I think it's great Andrew! Looks good just the way it is.


----------



## Ghosty (Dec 15, 2016)

Shipdisturber, Thanks, it looks good, but not great, The cylinder is 2mm under size, still waiting on other material to turn up.

Got the bar stock machined up for the carb, just using alloy, don't have the brass in the right size to make it.

Cheers
Andrew


----------



## tms6401 (Dec 15, 2016)

Looking good so far. The cylinder may be a tad undersized, but I think it actually adds some character to the engine. I understand that you know it is a bit smaller, and it bugs you, but I'm sure that most folks wouldn't have a clue.

Tom


----------



## Ghosty (Dec 15, 2016)

Hi All,
Spent all morning doing the carb body and barrel, used the hex and square ER32 chucks, found them invaluable while doing this, swapping between mill and lathe. Will do the needle valve assy this arvo.

Cheers
Andrew


----------



## Cogsy (Dec 15, 2016)

I have a set of those that I've never used (got them in a box of 'junk') and I just forget all about them. I'll drag them out and leave them where I can see them - looks like they make life a lot easier.


----------



## Ghosty (Dec 15, 2016)

Cogsy said:


> I have a set of those that I've never used (got them in a box of 'junk') and I just forget all about them. I'll drag them out and leave them where I can see them - looks like they make life a lot easier.

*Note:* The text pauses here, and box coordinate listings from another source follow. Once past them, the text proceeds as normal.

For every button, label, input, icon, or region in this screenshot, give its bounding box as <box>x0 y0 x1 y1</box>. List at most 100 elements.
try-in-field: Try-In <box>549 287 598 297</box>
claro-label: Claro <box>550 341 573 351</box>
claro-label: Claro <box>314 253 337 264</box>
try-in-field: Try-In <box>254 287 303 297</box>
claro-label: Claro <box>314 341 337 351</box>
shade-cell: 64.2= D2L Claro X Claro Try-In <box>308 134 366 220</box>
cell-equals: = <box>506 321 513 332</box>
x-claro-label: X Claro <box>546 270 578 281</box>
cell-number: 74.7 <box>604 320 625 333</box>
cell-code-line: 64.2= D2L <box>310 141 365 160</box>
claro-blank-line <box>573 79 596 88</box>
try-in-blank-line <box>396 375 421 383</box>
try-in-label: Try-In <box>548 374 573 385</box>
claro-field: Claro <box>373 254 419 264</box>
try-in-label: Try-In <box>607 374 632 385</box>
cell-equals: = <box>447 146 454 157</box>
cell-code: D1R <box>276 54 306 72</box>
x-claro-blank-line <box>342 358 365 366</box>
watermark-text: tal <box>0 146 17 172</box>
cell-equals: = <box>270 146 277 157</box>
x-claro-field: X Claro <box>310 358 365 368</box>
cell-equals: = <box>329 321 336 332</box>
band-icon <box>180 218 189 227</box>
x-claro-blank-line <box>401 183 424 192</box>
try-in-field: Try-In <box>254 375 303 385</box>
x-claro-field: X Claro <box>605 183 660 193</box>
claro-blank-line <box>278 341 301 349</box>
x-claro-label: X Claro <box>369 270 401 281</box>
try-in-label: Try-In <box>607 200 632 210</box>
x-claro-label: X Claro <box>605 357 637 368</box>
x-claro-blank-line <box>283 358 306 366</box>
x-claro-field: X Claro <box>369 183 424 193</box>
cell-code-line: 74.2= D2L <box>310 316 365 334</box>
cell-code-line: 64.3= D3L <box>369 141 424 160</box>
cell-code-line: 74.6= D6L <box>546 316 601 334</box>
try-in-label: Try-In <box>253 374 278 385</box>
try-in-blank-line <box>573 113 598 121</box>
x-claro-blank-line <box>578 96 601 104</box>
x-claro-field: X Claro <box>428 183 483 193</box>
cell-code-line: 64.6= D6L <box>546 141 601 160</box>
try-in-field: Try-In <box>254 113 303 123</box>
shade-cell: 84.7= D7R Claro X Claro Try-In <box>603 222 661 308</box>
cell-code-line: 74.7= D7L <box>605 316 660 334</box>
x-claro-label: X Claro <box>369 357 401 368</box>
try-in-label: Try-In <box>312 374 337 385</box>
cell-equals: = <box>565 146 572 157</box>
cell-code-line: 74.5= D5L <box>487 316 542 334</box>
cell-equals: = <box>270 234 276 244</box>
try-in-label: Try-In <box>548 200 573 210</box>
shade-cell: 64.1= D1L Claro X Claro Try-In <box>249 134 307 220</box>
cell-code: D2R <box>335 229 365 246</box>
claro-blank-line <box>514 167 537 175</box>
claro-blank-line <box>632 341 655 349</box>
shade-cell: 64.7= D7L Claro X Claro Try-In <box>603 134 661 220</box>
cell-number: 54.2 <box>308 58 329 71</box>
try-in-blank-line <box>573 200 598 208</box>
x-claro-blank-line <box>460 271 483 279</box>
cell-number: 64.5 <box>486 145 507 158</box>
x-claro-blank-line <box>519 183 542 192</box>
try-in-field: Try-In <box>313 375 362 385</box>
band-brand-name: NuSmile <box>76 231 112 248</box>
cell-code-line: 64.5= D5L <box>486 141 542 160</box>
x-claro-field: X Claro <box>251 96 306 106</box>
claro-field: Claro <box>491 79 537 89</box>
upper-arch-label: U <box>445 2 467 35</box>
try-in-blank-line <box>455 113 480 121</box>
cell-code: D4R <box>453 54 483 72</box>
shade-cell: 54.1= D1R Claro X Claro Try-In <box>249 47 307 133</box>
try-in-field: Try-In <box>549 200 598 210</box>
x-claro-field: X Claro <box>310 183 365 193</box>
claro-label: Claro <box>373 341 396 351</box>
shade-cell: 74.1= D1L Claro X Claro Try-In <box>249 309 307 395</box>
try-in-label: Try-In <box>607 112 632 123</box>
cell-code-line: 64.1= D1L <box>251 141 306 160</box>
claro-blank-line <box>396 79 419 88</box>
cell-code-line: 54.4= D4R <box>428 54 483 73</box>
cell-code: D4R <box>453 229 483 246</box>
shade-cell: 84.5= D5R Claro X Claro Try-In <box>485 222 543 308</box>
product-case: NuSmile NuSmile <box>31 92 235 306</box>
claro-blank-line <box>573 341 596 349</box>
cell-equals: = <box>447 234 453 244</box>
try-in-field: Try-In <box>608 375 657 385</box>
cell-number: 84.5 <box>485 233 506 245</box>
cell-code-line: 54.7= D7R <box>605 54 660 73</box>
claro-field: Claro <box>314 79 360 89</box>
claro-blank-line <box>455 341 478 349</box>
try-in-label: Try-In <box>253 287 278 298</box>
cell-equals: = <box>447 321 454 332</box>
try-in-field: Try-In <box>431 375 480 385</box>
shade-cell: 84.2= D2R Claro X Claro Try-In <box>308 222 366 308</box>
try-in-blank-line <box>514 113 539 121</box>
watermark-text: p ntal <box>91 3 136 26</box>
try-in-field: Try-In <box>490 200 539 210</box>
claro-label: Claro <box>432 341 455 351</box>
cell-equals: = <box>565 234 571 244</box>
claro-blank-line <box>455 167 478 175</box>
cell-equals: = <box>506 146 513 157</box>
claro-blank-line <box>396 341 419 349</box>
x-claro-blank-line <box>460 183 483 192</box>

Cogsy, I have the full set of collets for them as well as I have the ER32 MT3 chuck for the mill. I use them a lot, Doing hex's(nuts) are a snap.

Cheers
Andrew


----------



## Ghosty (Dec 15, 2016)

Hi All,
Just an update, short one flywheel

Cheers
Andrew


----------



## bruedney (Dec 16, 2016)

Looks great Andrew

What have you used for the ignition?

Cheers

Bruce


----------



## Ghosty (Dec 16, 2016)

bruedney said:


> Looks great Andrew
> 
> What have you used for the ignition?
> 
> ...


Thanks, Bruce.
I use a Rcexl CDI unit I had left over from my RC flying days, all housed in the base, If you look around you can pick them up cheep, the brass tube coming up from the wood base to under the crank carries the pickup wiring and sensor, and there is a magnet in the disc just in front of it.

Cheers
Andrew


----------



## Ghosty (Dec 16, 2016)

Hi All,
Good news, bad news, It ran for about 45 seconds, I know not long, then stopped, no spark, after some testing the pickup sensor is dead, ordered 3 new ones, now have to wait a week for them to arrive. Must have damaged it removing it from the plastic holder it was in. New ones not fitted in the holder.
Will start some rough drawings for the next project.

Cheers
Andrew


----------



## Brian Rupnow (Dec 16, 2016)

Congratulations---almost!!! And that is exactly why I run old school points and condenser on all of my engines.---Brian


----------



## Ghosty (Dec 16, 2016)

Hi All,
It is running, borrowed one on an engine that I have, needs ign timing adj and carb adjusting. Something happened in the upload to youtube, not in 16:9 as filmed.
[ame]https://www.youtube.com/watch?v=axOYaJrSwJo[/ame]

Cheers
Andrew


----------



## Shipdisturber (Dec 16, 2016)

That is very good, looks great. Runs nice but how do you keep the crank and rod bearings lubed?


----------



## Cogsy (Dec 16, 2016)

Very cool. Congrats! I'm eating my lunch right now then it's off to the shed for the afternoon so I can get a little bit closer...


----------



## DavidLloyd2 (Dec 17, 2016)

Congratulations Andrew on the first run,
Great looking engine,

DavidLloyd,


----------



## Ghosty (Dec 17, 2016)

Shipdisturber said:


> That is very good, looks great. Runs nice but how do you keep the crank and rod bearings lubed?


Crank are ball race, and I replaced the big end with twin ball race.

Cheers
Andrew


----------



## Brian Rupnow (Dec 17, 2016)

Congratulations Andrew. Now there are 3 running Rupnow vertical engines that I know of, and 4 more "in process" that I know of.---Brian


----------



## Herbiev (Dec 17, 2016)

Congratulations Andrew. Hopefully not far behind you.


----------



## Ghosty (Dec 17, 2016)

Hi All,
Thanks, Had problems yester day, it stopped again and would not start. Crank cam gear cam loose, did not Loctite the grub screws. After fixing this, the pickup wiring shorted out, very hard to insulate 3 wires in a 3.5mm tube. Replace pickup with a set of points to fire the CDI ignition. After messing around with the cam and ign timing it starts easy now, getting better the more that it runs. Can be hand started now.
[ame]https://www.youtube.com/watch?v=6q8hP8D3Rq4&feature=youtu.be[/ame]

Cheers
Andrew


----------